I haven't got a lot of innings, but I don't think we're at the 8th or 9th. So So I would characterize it to use your baseball team. I'm more a cricketer than a baseball, but I'll use your baseball term for a minute. I would say we're at the top of the 5th or top of the 4th, around that end of the 4th. So I think we're halfway through.

I think there's still plenty of opportunity to continue to do that. And who knows, maybe there's a double header here as well. Another analogy and I think we can as we see further opportunities, we'll keep driving it.

Speaker 10

And one last one before I drop. The I think you declined to answer questions about any specific clients. But as you think about maybe by client cohort, bookings and demand in your large pharma, your larger clients versus the smallmid, is it kind of consistently balanced? Or are you seeing some rotation there?

Speaker 3

I would characterize that as saying in the large pharma cohort, it's stable. We're seeing plenty of demand or stable demand, I would say. I think you'd have to say the most of the growth has been in the biotech, the smaller customers. But certainly the midsized ones are also we're seeing I think I alluded to some of the partnerships that we brought on in the last 12, 18 months are now starting to really ramp up from a growth point of view. So that growth outside of the top ten is not all biotech customers.

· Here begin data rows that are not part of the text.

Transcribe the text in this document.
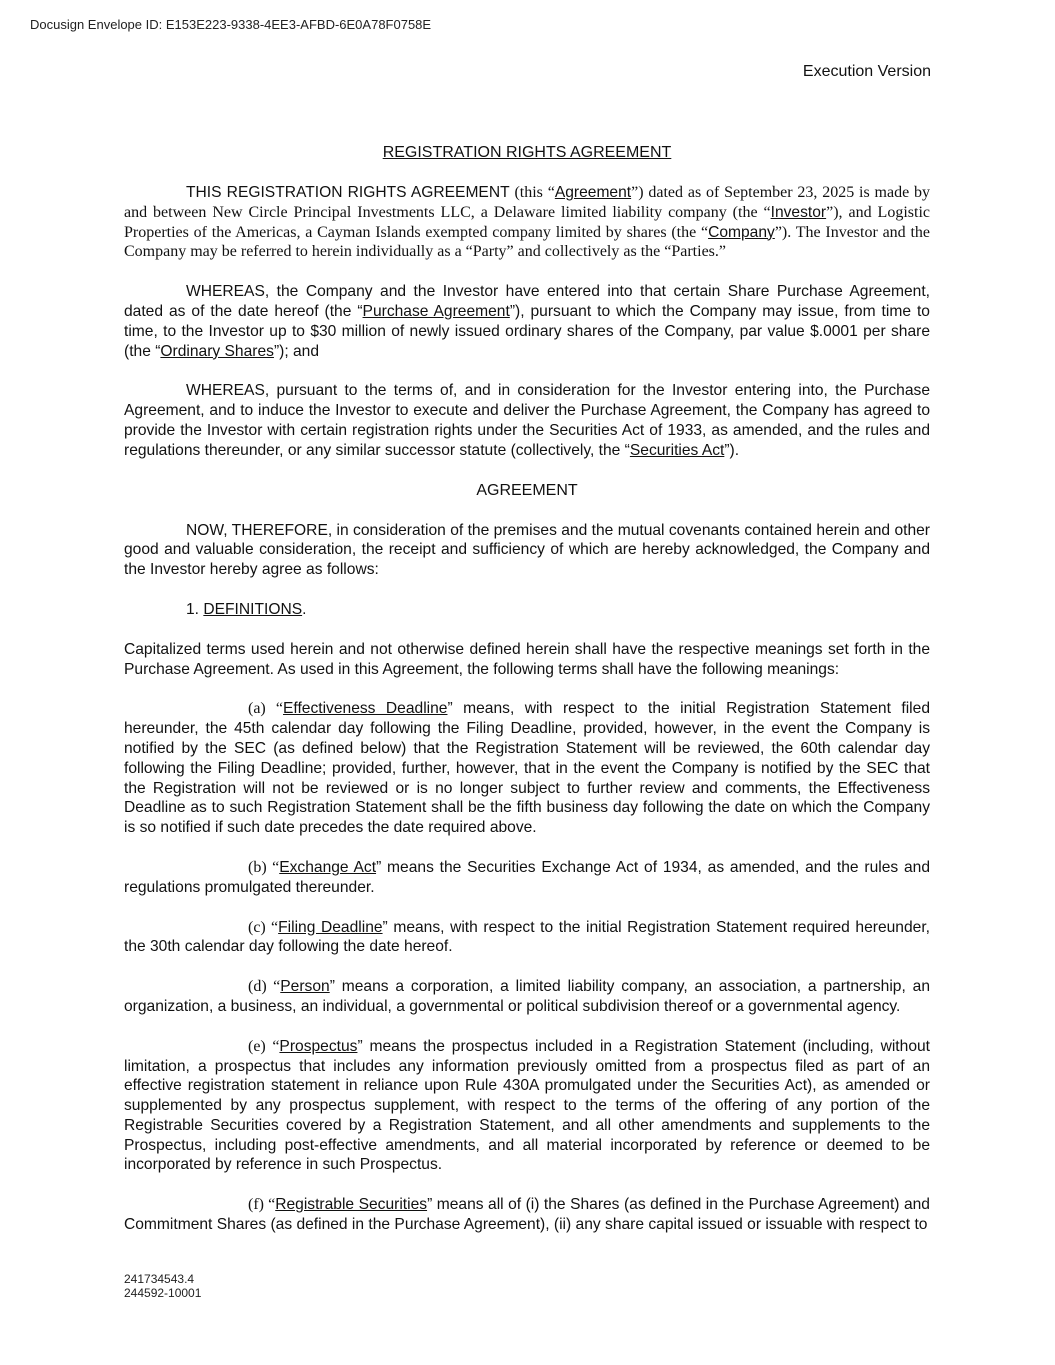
Docusign Envelope ID: E153E223-9338-4EE3-AFBD-6E0A78F0758E
Execution Version
REGISTRATION RIGHTS AGREEMENT

THIS REGISTRATION RIGHTS AGREEMENT (this “Agreement”) dated as of September 23, 2025 is made by and between New Circle Principal Investments LLC, a Delaware limited liability company (the “Investor”), and Logistic Properties of the Americas, a Cayman Islands exempted company limited by shares (the “Company”). The Investor and the Company may be referred to herein individually as a “Party” and collectively as the “Parties.”

WHEREAS, the Company and the Investor have entered into that certain Share Purchase Agreement, dated as of the date hereof (the “Purchase Agreement”), pursuant to which the Company may issue, from time to time, to the Investor up to $30 million of newly issued ordinary shares of the Company, par value $.0001 per share (the “Ordinary Shares”); and

WHEREAS, pursuant to the terms of, and in consideration for the Investor entering into, the Purchase Agreement, and to induce the Investor to execute and deliver the Purchase Agreement, the Company has agreed to provide the Investor with certain registration rights under the Securities Act of 1933, as amended, and the rules and regulations thereunder, or any similar successor statute (collectively, the “Securities Act”).

AGREEMENT

NOW, THEREFORE, in consideration of the premises and the mutual covenants contained herein and other good and valuable consideration, the receipt and sufficiency of which are hereby acknowledged, the Company and the Investor hereby agree as follows:

1. DEFINITIONS.

Capitalized terms used herein and not otherwise defined herein shall have the respective meanings set forth in the Purchase Agreement. As used in this Agreement, the following terms shall have the following meanings:

(a) “Effectiveness Deadline” means, with respect to the initial Registration Statement filed hereunder, the 45th calendar day following the Filing Deadline, provided, however, in the event the Company is notified by the SEC (as defined below) that the Registration Statement will be reviewed, the 60th calendar day following the Filing Deadline; provided, further, however, that in the event the Company is notified by the SEC that the Registration will not be reviewed or is no longer subject to further review and comments, the Effectiveness Deadline as to such Registration Statement shall be the fifth business day following the date on which the Company is so notified if such date precedes the date required above.

(b) “Exchange Act” means the Securities Exchange Act of 1934, as amended, and the rules and regulations promulgated thereunder.

(c) “Filing Deadline” means, with respect to the initial Registration Statement required hereunder, the 30th calendar day following the date hereof.

(d) “Person” means a corporation, a limited liability company, an association, a partnership, an organization, a business, an individual, a governmental or political subdivision thereof or a governmental agency.

(e) “Prospectus” means the prospectus included in a Registration Statement (including, without limitation, a prospectus that includes any information previously omitted from a prospectus filed as part of an effective registration statement in reliance upon Rule 430A promulgated under the Securities Act), as amended or supplemented by any prospectus supplement, with respect to the terms of the offering of any portion of the Registrable Securities covered by a Registration Statement, and all other amendments and supplements to the Prospectus, including post-effective amendments, and all material incorporated by reference or deemed to be incorporated by reference in such Prospectus.

(f) “Registrable Securities” means all of (i) the Shares (as defined in the Purchase Agreement) and Commitment Shares (as defined in the Purchase Agreement), (ii) any share capital issued or issuable with respect to

241734543.4
244592-10001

There's a significant number of more midsized, I would say, customers. So I'd say, to paraphrase it all, I'd say large pharma, pretty stable. Biotech certainly moving on the up and midsize sort somewhere in between.

Speaker 10

Okay. I appreciate that. Thank you very much.

Speaker 4

Great. Thanks, Doug.

Speaker 1

Thank you. No further questions have came through, Sir, you may continue.

Speaker 3

Okay. Thank you, everyone, for listening in today. We are very pleased that quarter 3 was another strong quarter for IKO and look forward to building on this progress throughout 2019 as we consolidate our position as the CRO partner of choice in drug development. Thank you, everyone.

Speaker 1

Thank you. That concludes our conference for today. Thank you all for participating. You may now disconnect.